North Korea to let foreigners use cell phones -- depending on who they want to call

In this March 16, 2012 file photo, a North Korean woman uses a cellphone on a sidewalk in Pyongyang, North Korea. AP Photo/Kim Kwang Hyon, File

PYONGYANG North Korea is loosening some restrictions on foreign cell phones by allowing visitors to bring their own phones into the country. However, security regulations still prohibit mobile phone calls between foreigners and locals.

For years, North Korea required visitors to relinquish foreign cell phones at the border until their departure, leaving many tourists without an easy way to communicate with the outside world.

The ritual of handing over phones was part of an exhaustive security check that most visitors face at immigration in North Korea. Many foreigners — including Eric Schmidt, the executive chairman of Google, who traveled to North Korea earlier this month — choose to leave their phones behind in Beijing before flying to Pyongyang.

Now, foreigners can bring wideband, WCDMA-compatible mobile phones into the country or rent a local handset at the airport, and purchase a local SIM card for use in North Korea. The SIM card allows them to call most foreign countries, foreign embassies in Pyongyang and international hotels in the North Korean capital, according to Ryom Kum Dan of 3G cell phone service provider Koryolink.

Cell phones rent for about $3.50 per day and SIM cards cost about $67, she said Monday. Satellite phones are prohibited, she said.

However, foreigners will not be able to communicate by mobile phone with local North Koreans, whose cell phones operate on a separate network, and they will not have access to the Internet using locally provided SIM cards. They can phone Japan and the United States, but not South Korea.

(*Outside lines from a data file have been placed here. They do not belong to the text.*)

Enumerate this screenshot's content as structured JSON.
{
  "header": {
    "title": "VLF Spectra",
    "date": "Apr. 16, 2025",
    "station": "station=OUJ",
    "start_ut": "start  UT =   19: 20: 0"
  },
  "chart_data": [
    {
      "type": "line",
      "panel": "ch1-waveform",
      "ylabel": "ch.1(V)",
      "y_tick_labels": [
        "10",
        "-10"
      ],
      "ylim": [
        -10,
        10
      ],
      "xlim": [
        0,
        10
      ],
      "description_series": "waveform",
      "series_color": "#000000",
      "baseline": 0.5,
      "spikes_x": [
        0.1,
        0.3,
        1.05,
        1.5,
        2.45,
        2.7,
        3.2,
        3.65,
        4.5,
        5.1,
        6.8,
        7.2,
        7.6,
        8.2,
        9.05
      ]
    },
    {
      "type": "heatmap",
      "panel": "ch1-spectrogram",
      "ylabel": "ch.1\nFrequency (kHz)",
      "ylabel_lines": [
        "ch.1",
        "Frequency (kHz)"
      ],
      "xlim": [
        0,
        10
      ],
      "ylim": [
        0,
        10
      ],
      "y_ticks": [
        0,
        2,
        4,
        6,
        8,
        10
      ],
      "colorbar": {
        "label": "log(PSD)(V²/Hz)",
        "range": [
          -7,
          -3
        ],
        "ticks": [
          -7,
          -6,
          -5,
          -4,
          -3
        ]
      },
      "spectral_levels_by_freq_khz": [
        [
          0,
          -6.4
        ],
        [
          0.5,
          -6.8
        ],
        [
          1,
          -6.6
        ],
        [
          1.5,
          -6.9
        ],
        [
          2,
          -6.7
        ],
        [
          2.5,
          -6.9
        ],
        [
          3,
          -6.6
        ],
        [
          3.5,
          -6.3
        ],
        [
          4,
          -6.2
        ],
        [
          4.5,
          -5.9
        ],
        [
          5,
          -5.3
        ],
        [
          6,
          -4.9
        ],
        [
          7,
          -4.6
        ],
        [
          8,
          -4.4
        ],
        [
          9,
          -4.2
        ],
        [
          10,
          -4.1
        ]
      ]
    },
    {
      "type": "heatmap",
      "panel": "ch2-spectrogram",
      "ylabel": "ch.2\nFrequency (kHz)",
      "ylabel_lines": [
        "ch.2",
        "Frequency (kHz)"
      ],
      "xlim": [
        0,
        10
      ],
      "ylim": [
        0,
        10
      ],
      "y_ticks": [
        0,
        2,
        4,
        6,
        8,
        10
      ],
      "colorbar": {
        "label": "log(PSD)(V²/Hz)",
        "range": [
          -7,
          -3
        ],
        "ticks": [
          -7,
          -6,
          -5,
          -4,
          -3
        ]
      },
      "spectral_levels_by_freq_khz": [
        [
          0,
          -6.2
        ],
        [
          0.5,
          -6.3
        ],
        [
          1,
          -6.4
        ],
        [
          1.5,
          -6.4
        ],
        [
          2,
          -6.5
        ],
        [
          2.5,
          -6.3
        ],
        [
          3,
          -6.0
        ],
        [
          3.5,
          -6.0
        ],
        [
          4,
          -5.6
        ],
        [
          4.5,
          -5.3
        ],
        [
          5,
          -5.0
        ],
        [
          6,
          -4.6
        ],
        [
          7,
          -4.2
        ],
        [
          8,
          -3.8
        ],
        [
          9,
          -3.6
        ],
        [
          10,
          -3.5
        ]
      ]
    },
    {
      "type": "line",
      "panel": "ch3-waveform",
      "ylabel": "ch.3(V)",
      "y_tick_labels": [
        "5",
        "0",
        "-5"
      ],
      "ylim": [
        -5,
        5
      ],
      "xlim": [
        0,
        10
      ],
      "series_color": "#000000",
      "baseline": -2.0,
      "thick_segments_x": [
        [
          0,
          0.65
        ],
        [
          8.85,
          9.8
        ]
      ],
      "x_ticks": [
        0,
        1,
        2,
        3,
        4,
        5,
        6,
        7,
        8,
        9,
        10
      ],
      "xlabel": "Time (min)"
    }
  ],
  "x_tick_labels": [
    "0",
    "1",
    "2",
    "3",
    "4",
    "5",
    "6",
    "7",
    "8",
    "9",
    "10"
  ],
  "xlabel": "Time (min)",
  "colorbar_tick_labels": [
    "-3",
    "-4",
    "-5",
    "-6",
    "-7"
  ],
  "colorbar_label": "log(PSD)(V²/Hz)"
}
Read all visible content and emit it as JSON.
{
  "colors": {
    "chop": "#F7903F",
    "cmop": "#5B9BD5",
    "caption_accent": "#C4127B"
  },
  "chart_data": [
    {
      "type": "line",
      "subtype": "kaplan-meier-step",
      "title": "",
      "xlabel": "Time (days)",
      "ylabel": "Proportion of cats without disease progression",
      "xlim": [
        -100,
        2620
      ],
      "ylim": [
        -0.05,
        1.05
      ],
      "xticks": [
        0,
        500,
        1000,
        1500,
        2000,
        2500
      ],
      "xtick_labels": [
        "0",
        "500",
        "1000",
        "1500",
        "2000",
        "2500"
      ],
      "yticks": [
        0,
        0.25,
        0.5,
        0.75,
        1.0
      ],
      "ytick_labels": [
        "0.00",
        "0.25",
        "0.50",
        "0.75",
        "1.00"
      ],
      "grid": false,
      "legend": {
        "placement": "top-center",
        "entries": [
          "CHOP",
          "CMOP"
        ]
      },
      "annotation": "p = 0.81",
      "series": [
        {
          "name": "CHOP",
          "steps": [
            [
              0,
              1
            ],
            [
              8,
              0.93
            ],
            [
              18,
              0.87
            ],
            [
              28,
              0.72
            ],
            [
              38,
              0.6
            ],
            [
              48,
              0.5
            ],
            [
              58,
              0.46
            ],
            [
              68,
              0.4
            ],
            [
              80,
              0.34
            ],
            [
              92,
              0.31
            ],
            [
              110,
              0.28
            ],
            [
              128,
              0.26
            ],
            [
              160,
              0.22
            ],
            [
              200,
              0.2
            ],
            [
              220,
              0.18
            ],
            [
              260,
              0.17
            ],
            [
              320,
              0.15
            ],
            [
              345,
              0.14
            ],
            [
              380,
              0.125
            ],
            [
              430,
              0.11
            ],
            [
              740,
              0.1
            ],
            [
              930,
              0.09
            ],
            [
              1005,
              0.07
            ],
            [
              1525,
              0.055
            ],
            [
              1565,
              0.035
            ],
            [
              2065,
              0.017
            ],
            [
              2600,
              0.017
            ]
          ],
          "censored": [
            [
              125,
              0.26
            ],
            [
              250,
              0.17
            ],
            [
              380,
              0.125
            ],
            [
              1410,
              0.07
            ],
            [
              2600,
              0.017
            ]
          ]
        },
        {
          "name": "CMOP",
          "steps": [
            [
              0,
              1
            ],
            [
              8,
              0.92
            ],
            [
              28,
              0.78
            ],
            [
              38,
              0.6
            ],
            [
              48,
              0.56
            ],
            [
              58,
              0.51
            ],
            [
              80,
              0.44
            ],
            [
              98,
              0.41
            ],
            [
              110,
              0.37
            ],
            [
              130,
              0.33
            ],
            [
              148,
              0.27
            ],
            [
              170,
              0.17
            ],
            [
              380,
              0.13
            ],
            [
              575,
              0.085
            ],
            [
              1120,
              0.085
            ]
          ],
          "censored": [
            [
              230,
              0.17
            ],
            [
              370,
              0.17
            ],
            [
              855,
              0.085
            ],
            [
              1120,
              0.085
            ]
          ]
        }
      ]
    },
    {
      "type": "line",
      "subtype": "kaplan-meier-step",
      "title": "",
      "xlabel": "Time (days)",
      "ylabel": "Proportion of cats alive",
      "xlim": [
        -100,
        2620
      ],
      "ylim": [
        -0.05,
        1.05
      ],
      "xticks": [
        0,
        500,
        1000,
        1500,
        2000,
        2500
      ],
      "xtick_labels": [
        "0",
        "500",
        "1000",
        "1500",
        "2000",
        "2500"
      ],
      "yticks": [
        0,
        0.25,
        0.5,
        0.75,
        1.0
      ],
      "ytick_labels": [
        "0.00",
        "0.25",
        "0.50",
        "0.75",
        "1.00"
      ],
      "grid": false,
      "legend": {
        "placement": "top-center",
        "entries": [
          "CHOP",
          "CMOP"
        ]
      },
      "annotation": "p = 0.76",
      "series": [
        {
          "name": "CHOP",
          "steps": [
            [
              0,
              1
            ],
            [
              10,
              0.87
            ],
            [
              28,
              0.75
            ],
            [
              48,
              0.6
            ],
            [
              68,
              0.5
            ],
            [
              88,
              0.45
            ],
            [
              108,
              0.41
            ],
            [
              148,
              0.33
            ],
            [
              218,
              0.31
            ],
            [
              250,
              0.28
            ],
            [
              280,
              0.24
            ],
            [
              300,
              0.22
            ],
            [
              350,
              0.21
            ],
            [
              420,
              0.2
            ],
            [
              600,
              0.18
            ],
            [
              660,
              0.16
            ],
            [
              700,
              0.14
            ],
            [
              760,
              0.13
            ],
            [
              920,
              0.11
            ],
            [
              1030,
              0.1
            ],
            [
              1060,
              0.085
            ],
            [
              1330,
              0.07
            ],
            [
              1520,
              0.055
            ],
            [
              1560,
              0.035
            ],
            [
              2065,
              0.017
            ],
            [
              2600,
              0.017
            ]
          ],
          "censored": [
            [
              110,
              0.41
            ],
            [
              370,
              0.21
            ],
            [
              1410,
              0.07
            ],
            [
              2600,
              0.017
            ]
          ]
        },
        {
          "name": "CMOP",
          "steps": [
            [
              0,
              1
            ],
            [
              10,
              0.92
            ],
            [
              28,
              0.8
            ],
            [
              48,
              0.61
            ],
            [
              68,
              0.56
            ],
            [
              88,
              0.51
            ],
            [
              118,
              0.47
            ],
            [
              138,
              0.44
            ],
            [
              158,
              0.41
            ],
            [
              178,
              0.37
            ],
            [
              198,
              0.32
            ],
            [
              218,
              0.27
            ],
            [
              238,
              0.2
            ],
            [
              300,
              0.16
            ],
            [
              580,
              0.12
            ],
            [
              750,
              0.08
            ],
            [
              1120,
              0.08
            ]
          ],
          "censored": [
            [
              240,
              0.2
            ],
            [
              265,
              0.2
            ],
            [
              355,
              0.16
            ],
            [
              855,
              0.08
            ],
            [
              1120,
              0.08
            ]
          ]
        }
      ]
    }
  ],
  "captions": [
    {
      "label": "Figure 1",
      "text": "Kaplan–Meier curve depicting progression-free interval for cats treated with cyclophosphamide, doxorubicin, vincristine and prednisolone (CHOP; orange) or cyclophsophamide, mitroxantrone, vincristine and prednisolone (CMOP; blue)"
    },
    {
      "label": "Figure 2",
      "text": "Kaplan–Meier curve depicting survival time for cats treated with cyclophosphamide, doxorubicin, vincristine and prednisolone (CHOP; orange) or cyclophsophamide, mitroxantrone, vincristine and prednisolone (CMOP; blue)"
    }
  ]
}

Cell phone use has multiplied in North Korea since Egyptian telecommunications firm Orascom built a 3G network in North Korea four years ago. More than a million people are using cell phones in the country, according to Orascom Telecom Media and Technology, which runs Koryolink as part of a joint venture with North Korea's telecommunications ministry called CHEO Technology JV Co.

The 3G network also provides North Koreans with access to the state-run Rodong Sinmun newspaper for a fee, but not to the global Internet.

On Friday, Koryolink saleswomen were setting up cell phone rental booths at Pyongyang's Sunan airport. One poster depicting a woman in a traditional Korean dress with a cell phone pressed to her ear read, "Here You Can Buy Koryolink Visitor Line."

During his recent four-day trip to North Korea, Schmidt urged North Korea to provide its people with better access to the global Internet. The Google executive chairman noted that it would be "very easy" for North Korea to offer Internet on the 3G cell phone network.

"As the world becomes increasingly connected, the North Korean decision to be virtually isolated is very much going to affect their physical world and their economic growth. It will make it harder for them to catch up economically," he wrote in a Google blog entry posted Sunday.

"It is their choice now, and in my view, it's time for them to start, or they will remain behind."